En redescendant vers le kiosque, il s'aperçut qu'on vendait le journal, sans qu'il l'eût vu apporter. Il se précipita, le déplia, après avoir jeté les trois sous, et parcourut les titres de la première page. – Rien. – Son cœur se mit à battre; il ouvrit la feuille, et il eut une forte émotion en lisant, au bas d'une colonne en grosses lettres: «Georges Duroy». Ça y était! quelle joie!
Il se mit à marcher, sans penser, le journal à la main, le chapeau sur le côté, avec une envie d'arrêter les passants pour leur dire: «Achetez ça – achetez ça! Il y a un article de moi». Il aurait voulu pouvoir crier de tous ses poumons, comme font certains hommes, le soir, sur les boulevards: «Lisez la Vie Française, lisez l'article de Georges Duroy: Les Souvenirs d'un chasseur d'Afrique!» Et, tout à coup, il éprouva le désir de lire lui-même cet article, de le lire dans un endroit public, dans un café, bien en vue. Et il chercha un établissement qui fût déjà fréquenté. Il lui fallut marcher longtemps. Il s'assit enfin devant une espèce de marchand de vin où plusieurs consommateurs étaient déjà installés, et il demanda: «Un rhum», comme il aurait demandé: «Une absinthe», sans songer à l'heure. Puis il appela: «Garçon, donnez-moi la Vie Française».
Un homme à tablier blanc accourut:
– Nous ne l'avons pas, monsieur, nous ne recevons que le Rappel, le Siècle, la Lanterne, et le Petit Parisien.
Duroy déclara, d'un ton furieux et indigné:
– En voilà une boîte! Alors, allez me l'acheter.
Le garçon y courut, la rapporta. Duroy se mit à lire son article; et plusieurs fois il dit, tout haut: Très bien, très bien! pour attirer l'attention des voisins et leur inspirer le désir de savoir ce qu'il y avait dans cette feuille. Puis il la laissa sur la table en s'en allant. Le patron s'en aperçut, le rappela:
– Monsieur, monsieur, vous oubliez votre journal!
Et Duroy répondit:
– Je vous le laisse, je l'ai lu. Il y a d'ailleurs aujourd'hui, dedans, une chose très intéressante.
Il ne désigna pas la chose, mais il vit, en s'en allant, un de ses voisins prendre la Vie Française sur la table où il l'avait laissée.
Il pensa: «Que vais-je faire, maintenant?» Et il se décida à aller à son bureau toucher son mois et donner sa démission. Il tressaillait d'avance de plaisir à la pensée de la tête que feraient son chef et ses collègues. L'idée de l'effarement du chef, surtout, le ravissait.
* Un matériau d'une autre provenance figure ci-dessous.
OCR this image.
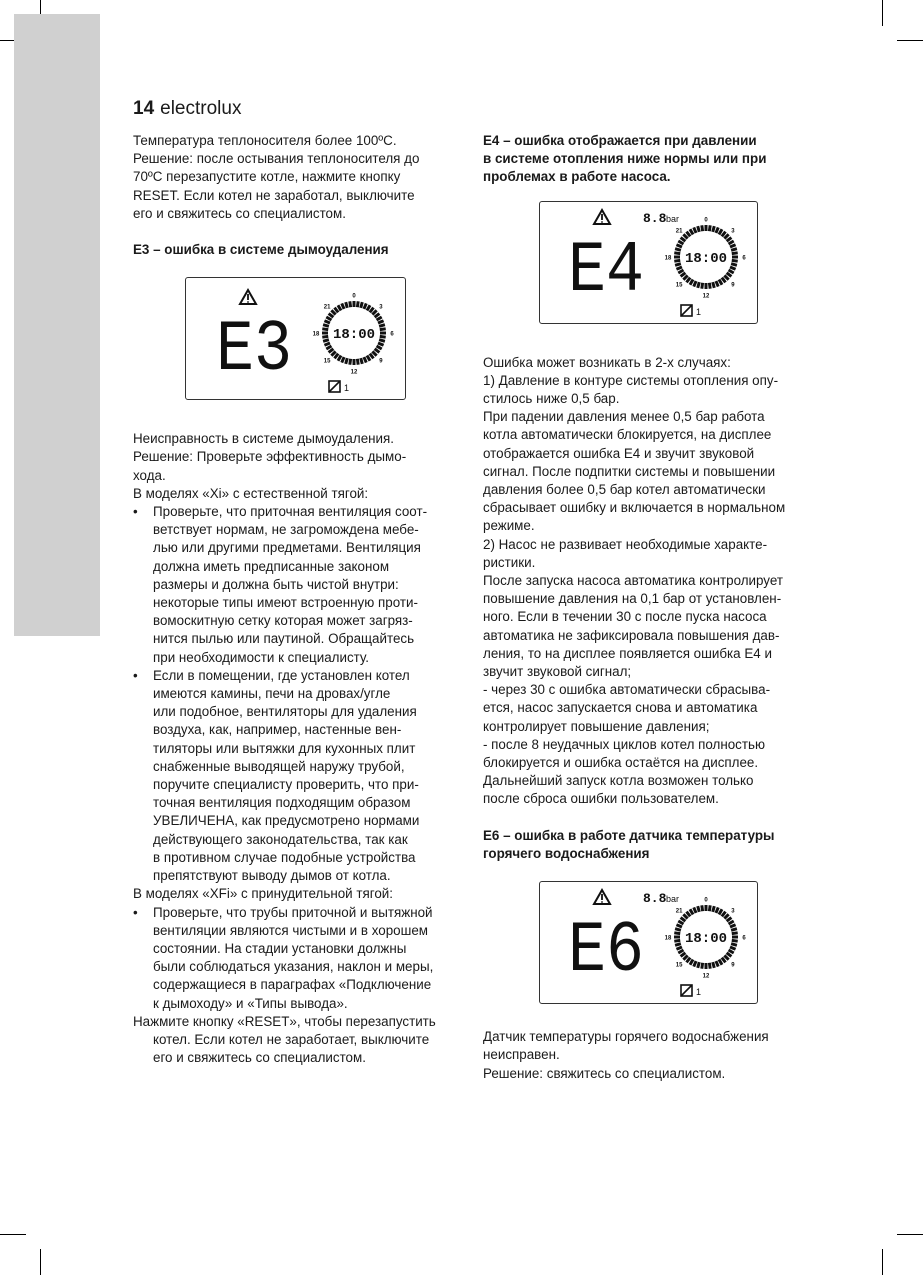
14 electrolux

Температура теплоносителя более 100ºС.
Решение: после остывания теплоносителя до
70ºС перезапустите котле, нажмите кнопку
RESET. Если котел не заработал, выключите
его и свяжитесь со специалистом.

Е3 – ошибка в системе дымоудаления
E3
0
3
6
9
12
15
18
21
18:00
1

Неисправность в системе дымоудаления.
Решение: Проверьте эффективность дымо-
хода.
В моделях «Xi» с естественной тягой:

• Проверьте, что приточная вентиляция соот-
ветствует нормам, не загромождена мебе-
лью или другими предметами. Вентиляция
должна иметь предписанные законом
размеры и должна быть чистой внутри:
некоторые типы имеют встроенную проти-
вомоскитную сетку которая может загряз-
нится пылью или паутиной. Обращайтесь
при необходимости к специалисту.

• Если в помещении, где установлен котел
имеются камины, печи на дровах/угле
или подобное, вентиляторы для удаления
воздуха, как, например, настенные вен-
тиляторы или вытяжки для кухонных плит
снабженные выводящей наружу трубой,
поручите специалисту проверить, что при-
точная вентиляция подходящим образом
УВЕЛИЧЕНА, как предусмотрено нормами
действующего законодательства, так как
в противном случае подобные устройства
препятствуют выводу дымов от котла.

В моделях «XFi» с принудительной тягой:

• Проверьте, что трубы приточной и вытяжной
вентиляции являются чистыми и в хорошем
состоянии. На стадии установки должны
были соблюдаться указания, наклон и меры,
содержащиеся в параграфах «Подключение
к дымоходу» и «Типы вывода».

Нажмите кнопку «RESET», чтобы перезапустить
котел. Если котел не заработает, выключите
его и свяжитесь со специалистом.

Е4 – ошибка отображается при давлении
в системе отопления ниже нормы или при
проблемах в работе насоса.
8.8 bar
E4
0
3
6
9
12
15
18
21
18:00
1

Ошибка может возникать в 2-х случаях:
1) Давление в контуре системы отопления опу-
стилось ниже 0,5 бар.
При падении давления менее 0,5 бар работа
котла автоматически блокируется, на дисплее
отображается ошибка Е4 и звучит звуковой
сигнал. После подпитки системы и повышении
давления более 0,5 бар котел автоматически
сбрасывает ошибку и включается в нормальном
режиме.
2) Насос не развивает необходимые характе-
ристики.
После запуска насоса автоматика контролирует
повышение давления на 0,1 бар от установлен-
ного. Если в течении 30 с после пуска насоса
автоматика не зафиксировала повышения дав-
ления, то на дисплее появляется ошибка Е4 и
звучит звуковой сигнал;
- через 30 с ошибка автоматически сбрасыва-
ется, насос запускается снова и автоматика
контролирует повышение давления;
- после 8 неудачных циклов котел полностью
блокируется и ошибка остаётся на дисплее.
Дальнейший запуск котла возможен только
после сброса ошибки пользователем.

Е6 – ошибка в работе датчика температуры
горячего водоснабжения
8.8 bar
E6
0
3
6
9
12
15
18
21
18:00
1

Датчик температуры горячего водоснабжения
неисправен.
Решение: свяжитесь со специалистом.
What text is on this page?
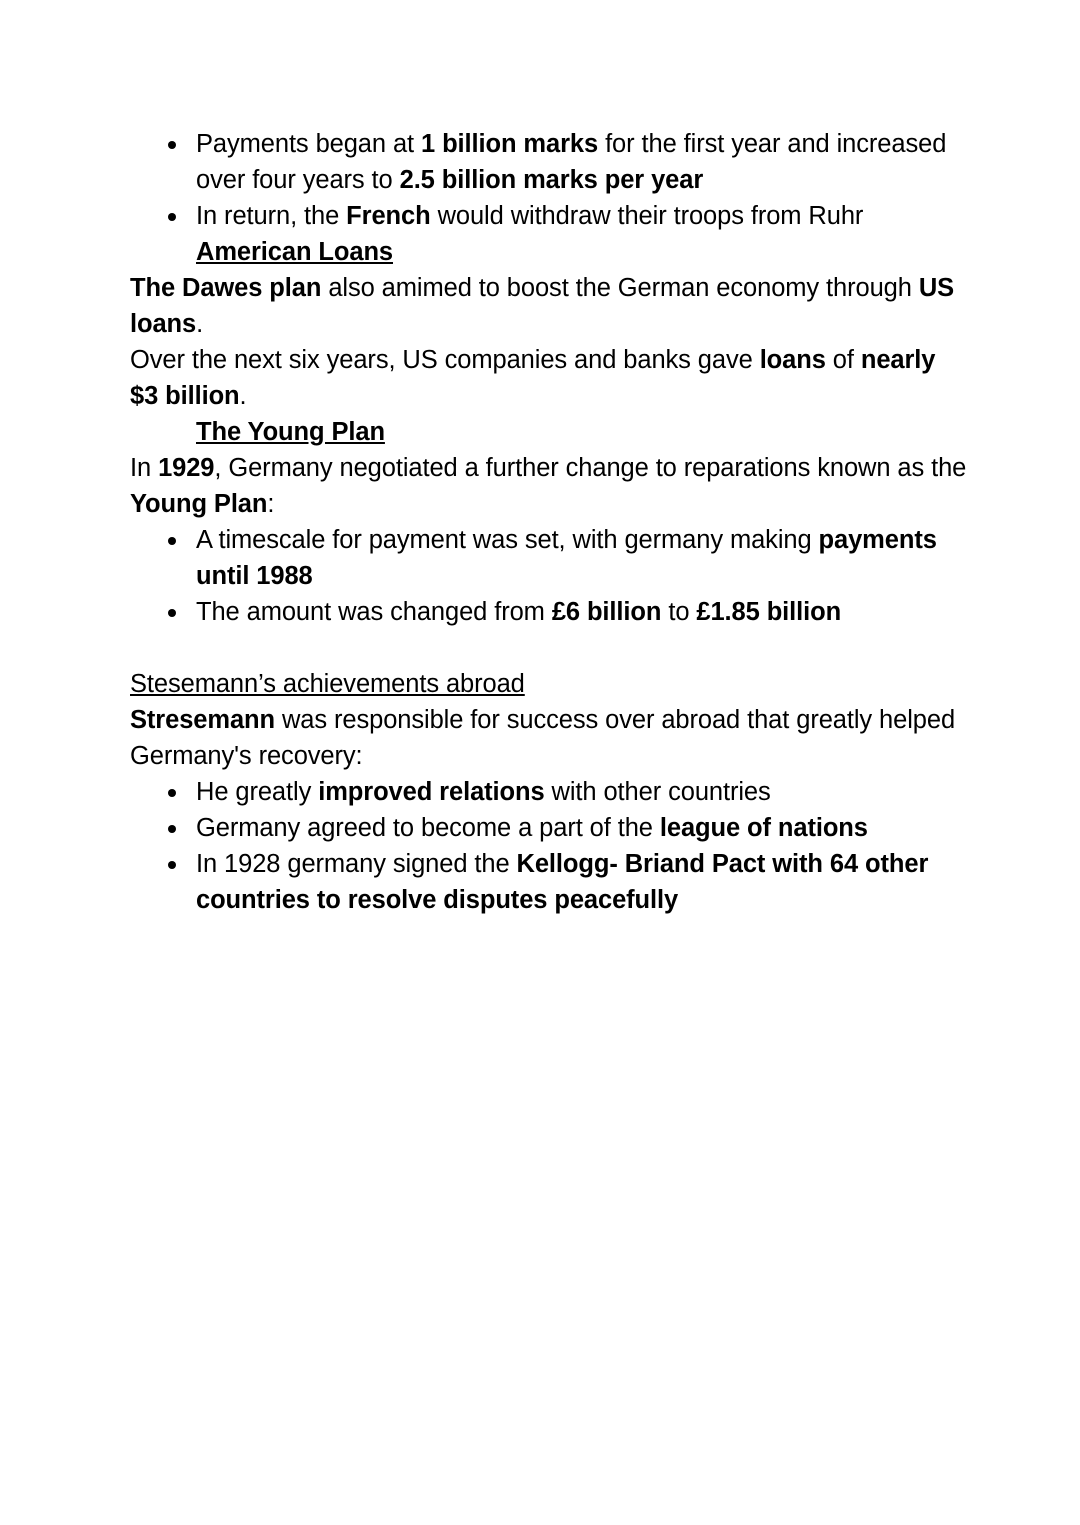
Payments began at 1 billion marks for the first year and increased over four years to 2.5 billion marks per year
In return, the French would withdraw their troops from Ruhr
American Loans

The Dawes plan also amimed to boost the German economy through US loans.

Over the next six years, US companies and banks gave loans of nearly $3 billion.

The Young Plan

In 1929, Germany negotiated a further change to reparations known as the Young Plan:

A timescale for payment was set, with germany making payments until 1988
The amount was changed from £6 billion to £1.85 billion
Stesemann’s achievements abroad

Stresemann was responsible for success over abroad that greatly helped Germany's recovery:

He greatly improved relations with other countries
Germany agreed to become a part of the league of nations
In 1928 germany signed the Kellogg- Briand Pact with 64 other countries to resolve disputes peacefully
Il marchait lentement pour ne pas arriver avant neuf heures et demie, la caisse n'ouvrant qu'à dix heures.
Son bureau était une grande pièce sombre, où il fallait tenir le gaz allumé presque tout le jour en hiver. Elle donnait sur une cour étroite, en face d'autres bureaux. Ils étaient huit employés là dedans, plus un sous-chef dans un coin, caché derrière un paravent.
Duroy alla d'abord chercher ses cent dix-huit francs vingt-cinq centimes, enfermés dans une enveloppe jaune et déposés dans le tiroir du commis chargé des payements, puis il pénétra d'un air vainqueur dans la vaste salle de travail où il avait déjà passé tant de jours.
Dès qu'il fut entré, le sous-chef, M. Potel, l'appela:
– Ah! c'est vous, monsieur Duroy? Le chef vous a déjà demandé plusieurs fois. Vous savez qu'il n'admet pas qu'on soit malade deux jours de suite sans attestation du médecin.
Duroy, qui se tenait debout au milieu du bureau, préparant son effet, répondit d'une voix forte:
– Je m'en fiche un peu, par exemple!
Il y eut parmi les employés un mouvement de stupéfaction, et la tête de M. Potel apparut, effarée, au-dessus du paravent qui l'enfermait comme une boîte.